As the cannabis industry continues to internationalize, it would do well to pay attention to the issue of forced labor. Enforcement activity against the importation of goods made using forced labor has become a major focus area for U.S. Customs and Border Protection (CBP). The cannabis industry has the opportunity to get things right from the start, avoiding the pitfalls encountered by companies in other sectors.
By way of background, U.S. law prohibits the importation of “goods, wares, articles, and merchandise mined, produced, or manufactured wholly or in part in any foreign country by convict labor or/and forced labor or/and indentured labor under penal sanctions” (19 U.S.C. § 1307). In turn, forced labor is defined as “all work or service which is exacted from any person under the menace of any penalty for its nonperformance and for which the worker does not offer himself voluntarily.” This prohibition has been on the books for a long time but in recent years has really come to the forefront. In addition to the ethical imperative of doing all they can to avoid becoming complicit in forced labor, U.S. importers also have to be concerned about the potential for supply chain disruptions, fines, and even jail sentences.
For business opportunities overseas, cannabis companies must keep forced labor concerns front and center. Obviously, any suggestions that forced labor is being used by a supplier must raise immediate red flags.
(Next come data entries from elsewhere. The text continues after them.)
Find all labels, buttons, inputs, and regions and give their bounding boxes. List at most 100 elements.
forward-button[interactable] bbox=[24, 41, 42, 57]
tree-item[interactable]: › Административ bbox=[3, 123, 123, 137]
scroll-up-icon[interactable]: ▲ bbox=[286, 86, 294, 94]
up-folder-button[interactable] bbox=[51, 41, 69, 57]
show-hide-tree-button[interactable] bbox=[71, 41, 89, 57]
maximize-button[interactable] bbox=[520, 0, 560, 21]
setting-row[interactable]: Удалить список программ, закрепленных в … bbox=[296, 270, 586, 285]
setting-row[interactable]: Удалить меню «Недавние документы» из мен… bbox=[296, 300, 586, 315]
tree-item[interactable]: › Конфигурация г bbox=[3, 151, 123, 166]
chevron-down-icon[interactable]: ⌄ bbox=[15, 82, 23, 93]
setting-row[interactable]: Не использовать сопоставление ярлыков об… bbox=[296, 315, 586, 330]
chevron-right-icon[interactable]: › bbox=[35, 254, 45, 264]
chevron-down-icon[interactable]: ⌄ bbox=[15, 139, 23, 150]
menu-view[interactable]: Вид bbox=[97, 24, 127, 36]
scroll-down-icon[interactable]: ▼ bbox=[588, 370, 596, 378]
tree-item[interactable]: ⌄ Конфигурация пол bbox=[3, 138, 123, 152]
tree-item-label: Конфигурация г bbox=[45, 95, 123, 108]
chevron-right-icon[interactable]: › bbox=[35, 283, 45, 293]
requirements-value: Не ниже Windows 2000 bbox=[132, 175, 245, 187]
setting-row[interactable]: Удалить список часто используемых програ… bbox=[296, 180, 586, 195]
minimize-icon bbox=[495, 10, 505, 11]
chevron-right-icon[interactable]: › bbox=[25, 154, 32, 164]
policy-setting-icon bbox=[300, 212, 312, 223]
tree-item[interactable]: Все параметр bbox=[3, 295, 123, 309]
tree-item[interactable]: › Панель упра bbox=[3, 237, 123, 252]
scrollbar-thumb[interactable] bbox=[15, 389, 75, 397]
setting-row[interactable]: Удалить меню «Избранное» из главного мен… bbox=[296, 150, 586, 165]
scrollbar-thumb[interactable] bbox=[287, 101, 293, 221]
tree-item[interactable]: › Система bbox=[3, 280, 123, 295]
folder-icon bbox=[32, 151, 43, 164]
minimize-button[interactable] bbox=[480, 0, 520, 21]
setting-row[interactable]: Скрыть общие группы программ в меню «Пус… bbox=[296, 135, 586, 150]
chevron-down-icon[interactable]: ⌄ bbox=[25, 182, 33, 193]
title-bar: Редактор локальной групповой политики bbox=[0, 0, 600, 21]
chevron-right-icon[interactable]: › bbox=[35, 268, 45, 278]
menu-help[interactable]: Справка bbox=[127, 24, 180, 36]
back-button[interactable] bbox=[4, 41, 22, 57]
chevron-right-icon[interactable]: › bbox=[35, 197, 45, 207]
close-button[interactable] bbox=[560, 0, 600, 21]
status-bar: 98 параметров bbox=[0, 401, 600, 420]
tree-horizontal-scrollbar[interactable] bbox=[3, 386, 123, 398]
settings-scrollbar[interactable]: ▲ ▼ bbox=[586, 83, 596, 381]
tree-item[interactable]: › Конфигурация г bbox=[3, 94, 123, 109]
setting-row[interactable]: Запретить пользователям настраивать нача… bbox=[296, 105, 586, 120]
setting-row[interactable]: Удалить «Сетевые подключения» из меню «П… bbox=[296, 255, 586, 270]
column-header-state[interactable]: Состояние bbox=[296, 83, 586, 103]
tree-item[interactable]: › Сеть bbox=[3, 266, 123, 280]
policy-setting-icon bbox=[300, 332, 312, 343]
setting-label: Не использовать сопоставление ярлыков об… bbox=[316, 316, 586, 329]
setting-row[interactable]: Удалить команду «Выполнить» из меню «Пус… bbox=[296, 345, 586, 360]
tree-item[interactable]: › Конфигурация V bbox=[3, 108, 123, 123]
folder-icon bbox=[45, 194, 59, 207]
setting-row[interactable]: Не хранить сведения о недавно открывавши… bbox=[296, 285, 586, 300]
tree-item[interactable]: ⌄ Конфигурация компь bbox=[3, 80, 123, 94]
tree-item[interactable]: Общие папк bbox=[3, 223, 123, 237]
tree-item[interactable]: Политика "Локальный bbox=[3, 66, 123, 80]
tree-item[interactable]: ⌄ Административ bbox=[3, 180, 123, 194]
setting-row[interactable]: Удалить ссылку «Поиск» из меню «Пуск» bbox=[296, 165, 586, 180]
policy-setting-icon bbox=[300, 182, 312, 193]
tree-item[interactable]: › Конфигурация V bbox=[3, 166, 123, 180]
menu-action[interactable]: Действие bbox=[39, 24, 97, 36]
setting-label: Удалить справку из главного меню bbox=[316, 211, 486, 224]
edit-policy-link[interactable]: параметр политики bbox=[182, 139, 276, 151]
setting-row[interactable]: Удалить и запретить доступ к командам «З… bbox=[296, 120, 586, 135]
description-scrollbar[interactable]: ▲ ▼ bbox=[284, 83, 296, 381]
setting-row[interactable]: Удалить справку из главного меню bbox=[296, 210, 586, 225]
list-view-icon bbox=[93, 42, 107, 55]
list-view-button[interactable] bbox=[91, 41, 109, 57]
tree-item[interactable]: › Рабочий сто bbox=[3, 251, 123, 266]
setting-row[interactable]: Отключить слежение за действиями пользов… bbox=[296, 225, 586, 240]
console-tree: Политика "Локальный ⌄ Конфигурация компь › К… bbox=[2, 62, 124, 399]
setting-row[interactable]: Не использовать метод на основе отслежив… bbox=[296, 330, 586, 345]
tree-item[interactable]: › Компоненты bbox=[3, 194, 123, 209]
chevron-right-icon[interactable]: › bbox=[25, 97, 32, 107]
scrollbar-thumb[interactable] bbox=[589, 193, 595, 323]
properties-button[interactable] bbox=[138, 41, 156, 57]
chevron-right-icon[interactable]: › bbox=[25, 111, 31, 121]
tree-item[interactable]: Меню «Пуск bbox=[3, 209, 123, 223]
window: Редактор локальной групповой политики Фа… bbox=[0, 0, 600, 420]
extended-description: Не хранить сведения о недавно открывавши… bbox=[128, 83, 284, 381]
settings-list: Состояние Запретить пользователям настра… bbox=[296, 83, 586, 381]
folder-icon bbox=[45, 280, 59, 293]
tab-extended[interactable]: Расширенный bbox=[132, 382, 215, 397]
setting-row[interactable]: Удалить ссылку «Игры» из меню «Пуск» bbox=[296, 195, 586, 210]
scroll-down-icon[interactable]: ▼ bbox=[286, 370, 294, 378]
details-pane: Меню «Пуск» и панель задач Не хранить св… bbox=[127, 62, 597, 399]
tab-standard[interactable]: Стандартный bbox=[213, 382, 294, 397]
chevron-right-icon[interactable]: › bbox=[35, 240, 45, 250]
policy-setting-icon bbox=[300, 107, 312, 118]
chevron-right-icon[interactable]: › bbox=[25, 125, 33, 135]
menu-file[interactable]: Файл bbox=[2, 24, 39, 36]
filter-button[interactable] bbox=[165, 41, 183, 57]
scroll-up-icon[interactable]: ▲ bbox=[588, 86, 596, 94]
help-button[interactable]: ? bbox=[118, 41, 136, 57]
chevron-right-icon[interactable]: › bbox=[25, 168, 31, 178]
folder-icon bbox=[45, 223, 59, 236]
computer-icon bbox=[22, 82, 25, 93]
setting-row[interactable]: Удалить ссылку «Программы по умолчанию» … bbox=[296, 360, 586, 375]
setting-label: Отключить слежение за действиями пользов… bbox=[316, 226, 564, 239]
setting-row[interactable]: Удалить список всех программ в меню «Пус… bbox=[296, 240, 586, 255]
However, CBP is demanding much more from importers, as those who find themselves the target of a CBP “focused assessment” (audit) are learning.
The necessary work begins at home, with companies establishing proper internal policies on forced labor. Relevant staff must receive training on the subject. Supplier vetting must incorporate forced labor risk assessments. Contracts with suppliers must specifically prohibit the use of forced labor and ensure access to internal or third-party auditors.